Over time, it became clear that what separated pupils in the two types of schools was not ability, but class. A vast majority of children in grammar schools were from middle-class backgrounds; a vast majority of poor children were condemned to secondary moderns. In 1965, the Labour government began replacing grammar schools and secondary moderns with a nonselective “comprehensive” system, under which all children went to a single type of state school.

Since 1965, the number of grammar school has declined to the point where only 3% of the schools are selective grammar schools and the rest are nonselective “comprehensive” schools. But, alas, the anticipated leveling of classes has not resulted. Instead, things have gotten worse!

A landmark 2005 study from the London School of Economics, which described social mobility in Britain as “low and falling,” showed that two children born, respectively, into poor and prosperous families in 1958 were more equal as adults than two similar children born in 1970. More recently, a 2010 report from the Organization for Economic Cooperation and Development found that on social mobility Britain came near the bottom of the class among rich nations.

Britain’s new Prime Minister, noting that the decrease in the number of selective grammar schools and the corresponding increase in the number of nonselective “comprehensive” schools has decreased social mobility, is advocating a return to the days when selective grammar schools were in place. But  Mr. Malik thinks otherwise:

The fact that neither selective nor nonselective school systems have improved social mobility in Britain might suggest that the problem lies in the very idea of using schools to engineer a more equal society. A decent education system can help a few individuals progress beyond the circumstances of their birth, but it is unlikely to change fundamentally the social and economic structures that entrench inequality and restrain social mobility.

In focusing on social mobility, what has gone missing is the idea of education as a good in itself. One of the reasons people regard grammar schools with nostalgia is that they seem to represent a standard of good education. But they do so for only a few.

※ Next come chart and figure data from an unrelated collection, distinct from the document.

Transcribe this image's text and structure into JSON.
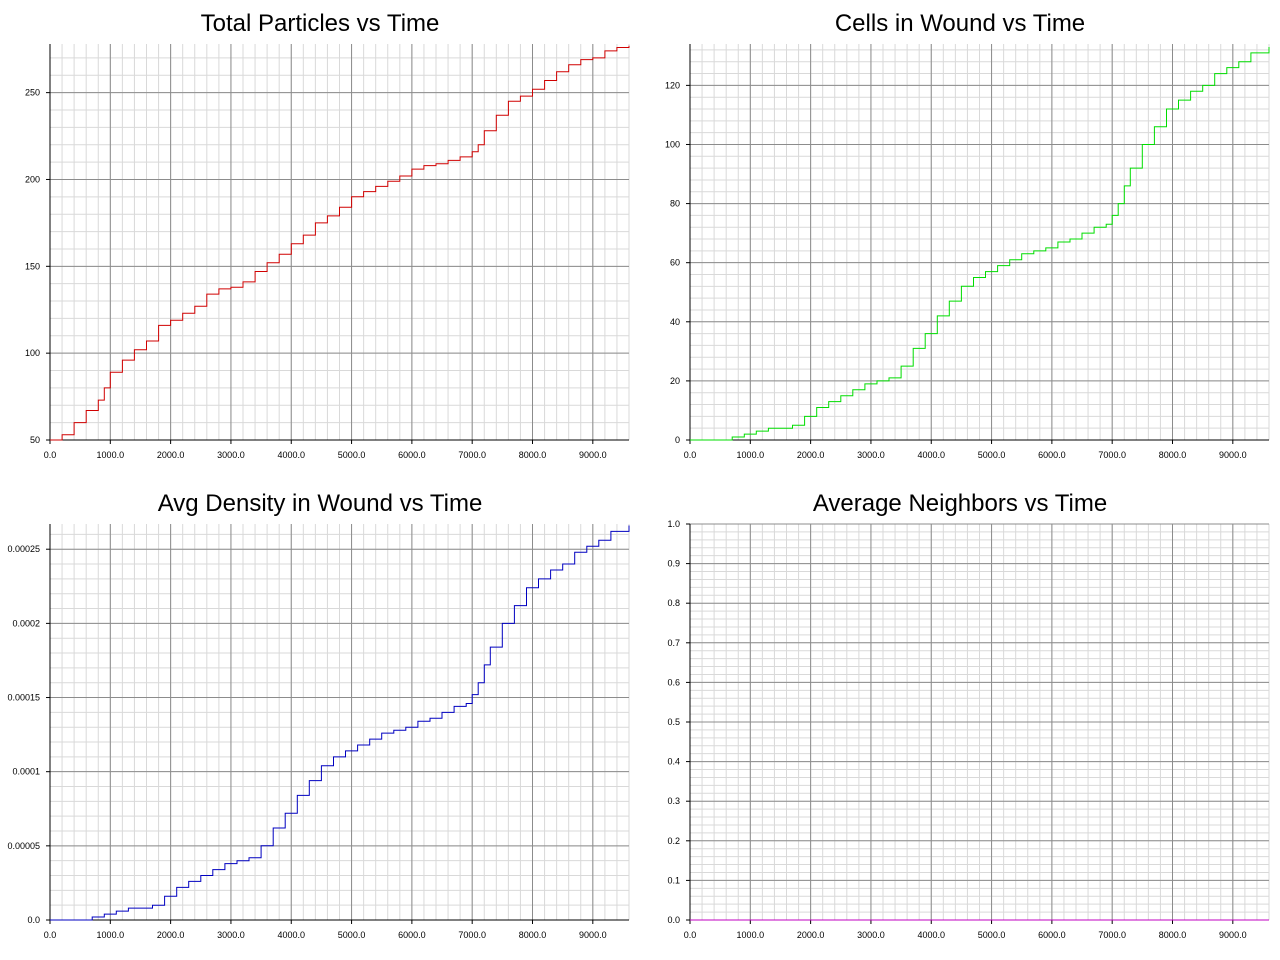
{
  "chart_data": [
    {
      "type": "line",
      "title": "Total Particles vs Time",
      "xlabel": "",
      "ylabel": "",
      "xlim": [
        0,
        9600
      ],
      "ylim": [
        50,
        278
      ],
      "x_ticks": [
        0,
        1000,
        2000,
        3000,
        4000,
        5000,
        6000,
        7000,
        8000,
        9000
      ],
      "x_tick_labels": [
        "0.0",
        "1000.0",
        "2000.0",
        "3000.0",
        "4000.0",
        "5000.0",
        "6000.0",
        "7000.0",
        "8000.0",
        "9000.0"
      ],
      "y_ticks": [
        50,
        100,
        150,
        200,
        250
      ],
      "y_tick_labels": [
        "50",
        "100",
        "150",
        "200",
        "250"
      ],
      "grid": true,
      "series": [
        {
          "color": "#d00000",
          "x": [
            0,
            200,
            400,
            600,
            800,
            900,
            1000,
            1200,
            1400,
            1600,
            1800,
            2000,
            2200,
            2400,
            2600,
            2800,
            3000,
            3200,
            3400,
            3600,
            3800,
            4000,
            4200,
            4400,
            4600,
            4800,
            5000,
            5200,
            5400,
            5600,
            5800,
            6000,
            6200,
            6400,
            6600,
            6800,
            7000,
            7100,
            7200,
            7400,
            7600,
            7800,
            8000,
            8200,
            8400,
            8600,
            8800,
            9000,
            9200,
            9400,
            9600
          ],
          "y": [
            50,
            53,
            60,
            67,
            73,
            80,
            89,
            96,
            102,
            107,
            116,
            119,
            123,
            127,
            134,
            137,
            138,
            141,
            147,
            152,
            157,
            163,
            168,
            175,
            179,
            184,
            190,
            193,
            196,
            199,
            202,
            206,
            208,
            209,
            211,
            213,
            216,
            220,
            228,
            237,
            245,
            248,
            252,
            257,
            262,
            266,
            269,
            270,
            274,
            276,
            277
          ]
        }
      ]
    },
    {
      "type": "line",
      "title": "Cells in Wound vs Time",
      "xlabel": "",
      "ylabel": "",
      "xlim": [
        0,
        9600
      ],
      "ylim": [
        0,
        134
      ],
      "x_ticks": [
        0,
        1000,
        2000,
        3000,
        4000,
        5000,
        6000,
        7000,
        8000,
        9000
      ],
      "x_tick_labels": [
        "0.0",
        "1000.0",
        "2000.0",
        "3000.0",
        "4000.0",
        "5000.0",
        "6000.0",
        "7000.0",
        "8000.0",
        "9000.0"
      ],
      "y_ticks": [
        0,
        20,
        40,
        60,
        80,
        100,
        120
      ],
      "y_tick_labels": [
        "0",
        "20",
        "40",
        "60",
        "80",
        "100",
        "120"
      ],
      "grid": true,
      "series": [
        {
          "color": "#00dd00",
          "x": [
            0,
            500,
            700,
            900,
            1100,
            1300,
            1500,
            1700,
            1900,
            2100,
            2300,
            2500,
            2700,
            2900,
            3100,
            3300,
            3500,
            3700,
            3900,
            4100,
            4300,
            4500,
            4700,
            4900,
            5100,
            5300,
            5500,
            5700,
            5900,
            6100,
            6300,
            6500,
            6700,
            6900,
            7000,
            7100,
            7200,
            7300,
            7500,
            7700,
            7900,
            8100,
            8300,
            8500,
            8700,
            8900,
            9100,
            9300,
            9600
          ],
          "y": [
            0,
            0,
            1,
            2,
            3,
            4,
            4,
            5,
            8,
            11,
            13,
            15,
            17,
            19,
            20,
            21,
            25,
            31,
            36,
            42,
            47,
            52,
            55,
            57,
            59,
            61,
            63,
            64,
            65,
            67,
            68,
            70,
            72,
            73,
            76,
            80,
            86,
            92,
            100,
            106,
            112,
            115,
            118,
            120,
            124,
            126,
            128,
            131,
            133
          ]
        }
      ]
    },
    {
      "type": "line",
      "title": "Avg Density in Wound vs Time",
      "xlabel": "",
      "ylabel": "",
      "xlim": [
        0,
        9600
      ],
      "ylim": [
        0,
        0.000267
      ],
      "x_ticks": [
        0,
        1000,
        2000,
        3000,
        4000,
        5000,
        6000,
        7000,
        8000,
        9000
      ],
      "x_tick_labels": [
        "0.0",
        "1000.0",
        "2000.0",
        "3000.0",
        "4000.0",
        "5000.0",
        "6000.0",
        "7000.0",
        "8000.0",
        "9000.0"
      ],
      "y_ticks": [
        0,
        5e-05,
        0.0001,
        0.00015,
        0.0002,
        0.00025
      ],
      "y_tick_labels": [
        "0.0",
        "0.00005",
        "0.0001",
        "0.00015",
        "0.0002",
        "0.00025"
      ],
      "grid": true,
      "series": [
        {
          "color": "#0000c0",
          "x": [
            0,
            500,
            700,
            900,
            1100,
            1300,
            1500,
            1700,
            1900,
            2100,
            2300,
            2500,
            2700,
            2900,
            3100,
            3300,
            3500,
            3700,
            3900,
            4100,
            4300,
            4500,
            4700,
            4900,
            5100,
            5300,
            5500,
            5700,
            5900,
            6100,
            6300,
            6500,
            6700,
            6900,
            7000,
            7100,
            7200,
            7300,
            7500,
            7700,
            7900,
            8100,
            8300,
            8500,
            8700,
            8900,
            9100,
            9300,
            9600
          ],
          "y": [
            0,
            0,
            2e-06,
            4e-06,
            6e-06,
            8e-06,
            8e-06,
            1e-05,
            1.6e-05,
            2.2e-05,
            2.6e-05,
            3e-05,
            3.4e-05,
            3.8e-05,
            4e-05,
            4.2e-05,
            5e-05,
            6.2e-05,
            7.2e-05,
            8.4e-05,
            9.4e-05,
            0.000104,
            0.00011,
            0.000114,
            0.000118,
            0.000122,
            0.000126,
            0.000128,
            0.00013,
            0.000134,
            0.000136,
            0.00014,
            0.000144,
            0.000146,
            0.000152,
            0.00016,
            0.000172,
            0.000184,
            0.0002,
            0.000212,
            0.000224,
            0.00023,
            0.000236,
            0.00024,
            0.000248,
            0.000252,
            0.000256,
            0.000262,
            0.000266
          ]
        }
      ]
    },
    {
      "type": "line",
      "title": "Average Neighbors vs Time",
      "xlabel": "",
      "ylabel": "",
      "xlim": [
        0,
        9600
      ],
      "ylim": [
        0,
        1.0
      ],
      "x_ticks": [
        0,
        1000,
        2000,
        3000,
        4000,
        5000,
        6000,
        7000,
        8000,
        9000
      ],
      "x_tick_labels": [
        "0.0",
        "1000.0",
        "2000.0",
        "3000.0",
        "4000.0",
        "5000.0",
        "6000.0",
        "7000.0",
        "8000.0",
        "9000.0"
      ],
      "y_ticks": [
        0,
        0.1,
        0.2,
        0.3,
        0.4,
        0.5,
        0.6,
        0.7,
        0.8,
        0.9,
        1.0
      ],
      "y_tick_labels": [
        "0.0",
        "0.1",
        "0.2",
        "0.3",
        "0.4",
        "0.5",
        "0.6",
        "0.7",
        "0.8",
        "0.9",
        "1.0"
      ],
      "grid": true,
      "series": [
        {
          "color": "#c000c0",
          "x": [
            0,
            9600
          ],
          "y": [
            0,
            0
          ]
        }
      ]
    }
  ]
}
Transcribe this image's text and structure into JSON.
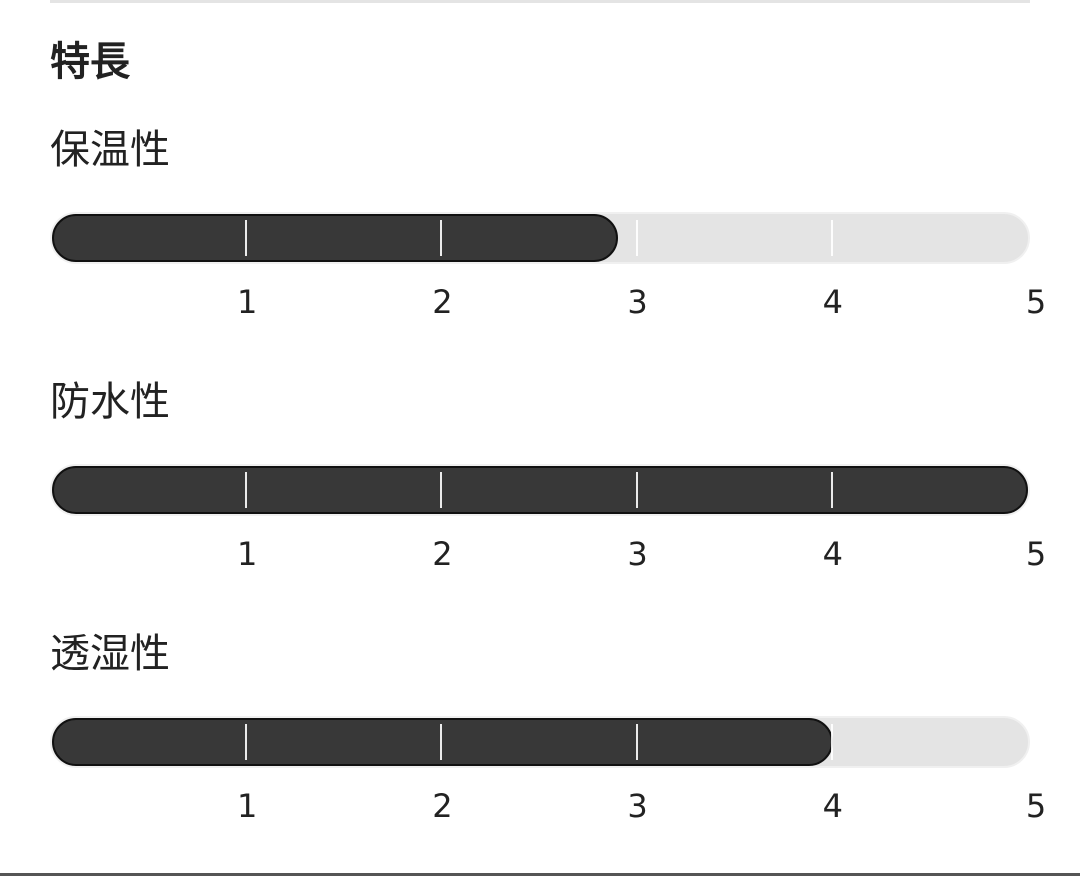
{
  "section_title": "特長",
  "scale": {
    "min": 0,
    "max": 5,
    "ticks": [
      "1",
      "2",
      "3",
      "4",
      "5"
    ]
  },
  "colors": {
    "fill": "#383838",
    "track": "#e4e4e4"
  },
  "features": [
    {
      "label": "保温性",
      "value": 2.9
    },
    {
      "label": "防水性",
      "value": 5
    },
    {
      "label": "透湿性",
      "value": 4
    }
  ]
}
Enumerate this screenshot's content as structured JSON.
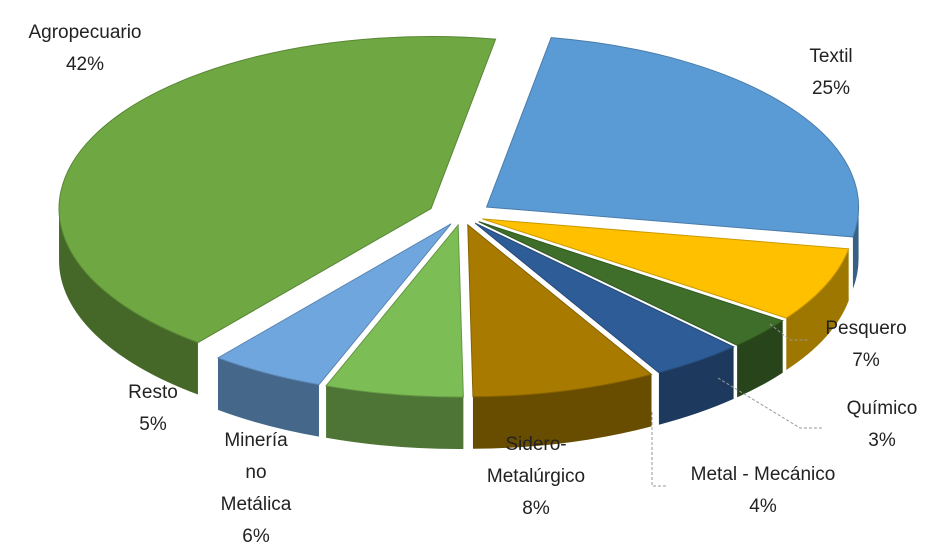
{
  "chart_data": {
    "type": "pie",
    "style": "3d-exploded",
    "title": "",
    "unit": "%",
    "slices": [
      {
        "label": "Textil",
        "label_lines": [
          "Textil",
          "25%"
        ],
        "value": 25,
        "color": "#5b9bd5"
      },
      {
        "label": "Pesquero",
        "label_lines": [
          "Pesquero",
          "7%"
        ],
        "value": 7,
        "color": "#ffc000"
      },
      {
        "label": "Químico",
        "label_lines": [
          "Químico",
          "3%"
        ],
        "value": 3,
        "color": "#3f6e2a"
      },
      {
        "label": "Metal - Mecánico",
        "label_lines": [
          "Metal - Mecánico",
          "4%"
        ],
        "value": 4,
        "color": "#2e5c96"
      },
      {
        "label": "Sidero-Metalúrgico",
        "label_lines": [
          "Sidero-",
          "Metalúrgico",
          "8%"
        ],
        "value": 8,
        "color": "#a87a00"
      },
      {
        "label": "Minería no Metálica",
        "label_lines": [
          "Minería",
          "no",
          "Metálica",
          "6%"
        ],
        "value": 6,
        "color": "#7dbd55"
      },
      {
        "label": "Resto",
        "label_lines": [
          "Resto",
          "5%"
        ],
        "value": 5,
        "color": "#70a6de"
      },
      {
        "label": "Agropecuario",
        "label_lines": [
          "Agropecuario",
          "42%"
        ],
        "value": 42,
        "color": "#6fa842"
      }
    ]
  }
}
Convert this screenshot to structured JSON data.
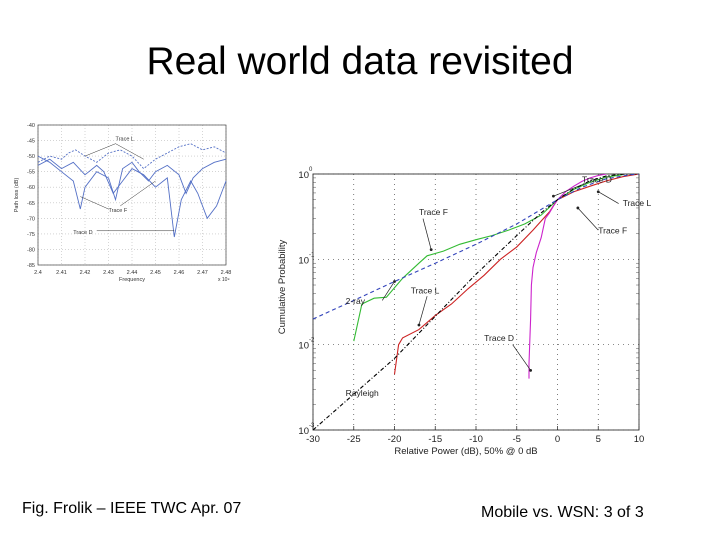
{
  "slide": {
    "title": "Real world data revisited",
    "caption_left": "Fig. Frolik – IEEE TWC Apr. 07",
    "caption_right": "Mobile vs. WSN: 3 of 3"
  },
  "chart_data": [
    {
      "type": "line",
      "title": "",
      "xlabel": "Frequency",
      "ylabel": "Path loss (dB)",
      "x_multiplier_label": "x 10⁹",
      "xlim": [
        2.4,
        2.48
      ],
      "ylim": [
        -85,
        -40
      ],
      "x_ticks": [
        2.4,
        2.41,
        2.42,
        2.43,
        2.44,
        2.45,
        2.46,
        2.47,
        2.48
      ],
      "x_tick_labels": [
        "2.4",
        "2.41",
        "2.42",
        "2.43",
        "2.44",
        "2.45",
        "2.46",
        "2.47",
        "2.48"
      ],
      "y_ticks": [
        -40,
        -45,
        -50,
        -55,
        -60,
        -65,
        -70,
        -75,
        -80,
        -85
      ],
      "grid": true,
      "colors": {
        "line": "#5470c6"
      },
      "annotations": [
        {
          "text": "Trace L",
          "x": 2.433,
          "y": -45
        },
        {
          "text": "Trace F",
          "x": 2.43,
          "y": -68
        },
        {
          "text": "Trace D",
          "x": 2.415,
          "y": -75
        }
      ],
      "series": [
        {
          "x": [
            2.4,
            2.405,
            2.41,
            2.413,
            2.416,
            2.42,
            2.425,
            2.43,
            2.435,
            2.44,
            2.445,
            2.45,
            2.455,
            2.46,
            2.465,
            2.47,
            2.475,
            2.48
          ],
          "values": [
            -52,
            -50,
            -51,
            -49,
            -48,
            -50,
            -52,
            -49,
            -48,
            -50,
            -54,
            -51,
            -49,
            -47,
            -46,
            -48,
            -47,
            -49
          ]
        },
        {
          "x": [
            2.4,
            2.405,
            2.41,
            2.415,
            2.418,
            2.42,
            2.425,
            2.43,
            2.433,
            2.436,
            2.44,
            2.443,
            2.447,
            2.45,
            2.455,
            2.46,
            2.463,
            2.466,
            2.47,
            2.475,
            2.48
          ],
          "values": [
            -50,
            -52,
            -55,
            -58,
            -67,
            -60,
            -55,
            -57,
            -64,
            -54,
            -52,
            -55,
            -58,
            -55,
            -53,
            -56,
            -62,
            -57,
            -54,
            -52,
            -51
          ]
        },
        {
          "x": [
            2.4,
            2.405,
            2.41,
            2.415,
            2.42,
            2.425,
            2.428,
            2.432,
            2.436,
            2.44,
            2.445,
            2.45,
            2.455,
            2.458,
            2.461,
            2.465,
            2.468,
            2.472,
            2.476,
            2.48
          ],
          "values": [
            -53,
            -51,
            -54,
            -52,
            -56,
            -53,
            -55,
            -62,
            -58,
            -54,
            -56,
            -60,
            -57,
            -76,
            -64,
            -58,
            -62,
            -70,
            -66,
            -58
          ]
        }
      ]
    },
    {
      "type": "line",
      "title": "",
      "xlabel": "Relative Power (dB), 50% @ 0 dB",
      "ylabel": "Cumulative Probability",
      "xlim": [
        -30,
        10
      ],
      "ylim": [
        0.001,
        1
      ],
      "log_y": true,
      "x_ticks": [
        -30,
        -25,
        -20,
        -15,
        -10,
        -5,
        0,
        5,
        10
      ],
      "x_tick_labels": [
        "-30",
        "-25",
        "-20",
        "-15",
        "-10",
        "-5",
        "0",
        "5",
        "10"
      ],
      "y_ticks": [
        0.001,
        0.01,
        0.1,
        1
      ],
      "y_tick_labels": [
        "10",
        "10",
        "10",
        "10"
      ],
      "y_tick_exponents": [
        "-3",
        "-2",
        "-1",
        "0"
      ],
      "grid": true,
      "colors": {
        "trace_f": "#33bb33",
        "trace_l": "#cc2222",
        "trace_d": "#cc22cc",
        "rayleigh": "#000000",
        "two_ray": "#3344bb"
      },
      "annotations": [
        {
          "text": "Trace D",
          "x": 3,
          "y": 0.8
        },
        {
          "text": "Trace L",
          "x": 8,
          "y": 0.42
        },
        {
          "text": "Trace F",
          "x": 5,
          "y": 0.2
        },
        {
          "text": "Trace F",
          "x": -17,
          "y": 0.33
        },
        {
          "text": "2-ray",
          "x": -26,
          "y": 0.03
        },
        {
          "text": "Trace L",
          "x": -18,
          "y": 0.04
        },
        {
          "text": "Trace D",
          "x": -9,
          "y": 0.011
        },
        {
          "text": "Rayleigh",
          "x": -26,
          "y": 0.0025
        }
      ],
      "series": [
        {
          "name": "Trace F",
          "x": [
            -25,
            -24,
            -22.5,
            -21,
            -19,
            -17,
            -16,
            -14,
            -12,
            -10,
            -8,
            -6,
            -4,
            -2,
            0,
            2,
            4,
            6,
            8
          ],
          "values": [
            0.011,
            0.03,
            0.035,
            0.036,
            0.06,
            0.09,
            0.11,
            0.125,
            0.15,
            0.17,
            0.19,
            0.22,
            0.26,
            0.33,
            0.5,
            0.66,
            0.8,
            0.92,
            0.98
          ]
        },
        {
          "name": "Trace L",
          "x": [
            -20,
            -19.5,
            -19,
            -17,
            -15,
            -13,
            -11,
            -9,
            -7,
            -5,
            -3,
            -1,
            0,
            2,
            4,
            6,
            8,
            10
          ],
          "values": [
            0.0045,
            0.01,
            0.012,
            0.015,
            0.022,
            0.03,
            0.045,
            0.065,
            0.1,
            0.14,
            0.22,
            0.36,
            0.5,
            0.62,
            0.72,
            0.83,
            0.93,
            1.0
          ]
        },
        {
          "name": "Trace D",
          "x": [
            -3.5,
            -3.5,
            -3.3,
            -3.2,
            -3.0,
            -2.6,
            -2.0,
            -1.5,
            -1.0,
            -0.5,
            0,
            1,
            2,
            3,
            4,
            5,
            6
          ],
          "values": [
            0.004,
            0.006,
            0.02,
            0.05,
            0.08,
            0.12,
            0.18,
            0.3,
            0.35,
            0.42,
            0.5,
            0.62,
            0.72,
            0.82,
            0.9,
            0.96,
            1.0
          ]
        },
        {
          "name": "Rayleigh",
          "x": [
            -30,
            -20,
            -10,
            -5,
            -2,
            0,
            2,
            4,
            6,
            8,
            10
          ],
          "values": [
            0.00069,
            0.0069,
            0.067,
            0.19,
            0.35,
            0.5,
            0.67,
            0.83,
            0.95,
            0.994,
            1.0
          ]
        },
        {
          "name": "2-ray",
          "x": [
            -30,
            -25,
            -20,
            -15,
            -10,
            -5,
            0,
            3,
            6,
            9,
            10
          ],
          "values": [
            0.02,
            0.033,
            0.055,
            0.09,
            0.15,
            0.26,
            0.5,
            0.7,
            0.88,
            0.98,
            1.0
          ]
        }
      ]
    }
  ]
}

At the heart of selective schooling is the assumption that pupils from disadvantaged backgrounds are better off getting “vocational” training rather than being intellectually challenged. The trouble is, that sentiment has persisted in the nonselective schools, too. The result is that Britain has ended up with a state system in which every child receives an equally mediocre education.

Mr. Malik concludes that social mobility decreased because “comprehensive” schools failed to adopt the higher standards of grammar schools and instead sought to provide less demanding and less challenging “vocational” training.

Can we learn anything from Britain’s failed efforts? It seems to me that our “reformers” are thinking in the same fashion as Ms. May with their advocacy for privatized charter schools that draw from parents who are engaged the schooling of their children and/or set entry standards that effectively screen out the underachievers and disruptive children. At the same time our political leaders are advocating metrics based on job placement, making utilitarianism the focal point of even post-secondary education. Maybe we should look at Mr. Malik’s ideas and compel all our schools to meet higher standards and provide them with the same level of funds that our elite public schools receive to accomplish that end. At the same time we might allow children to enjoy learning for learning’s sake by encouraging them to become self-directed in determining the content they study. That kind of impractical and self-paced learning just might result in better schooling for all children, and, who knows, the children may grow up to be adults who love to learn and, as a result, thrive in whatever employment they seek.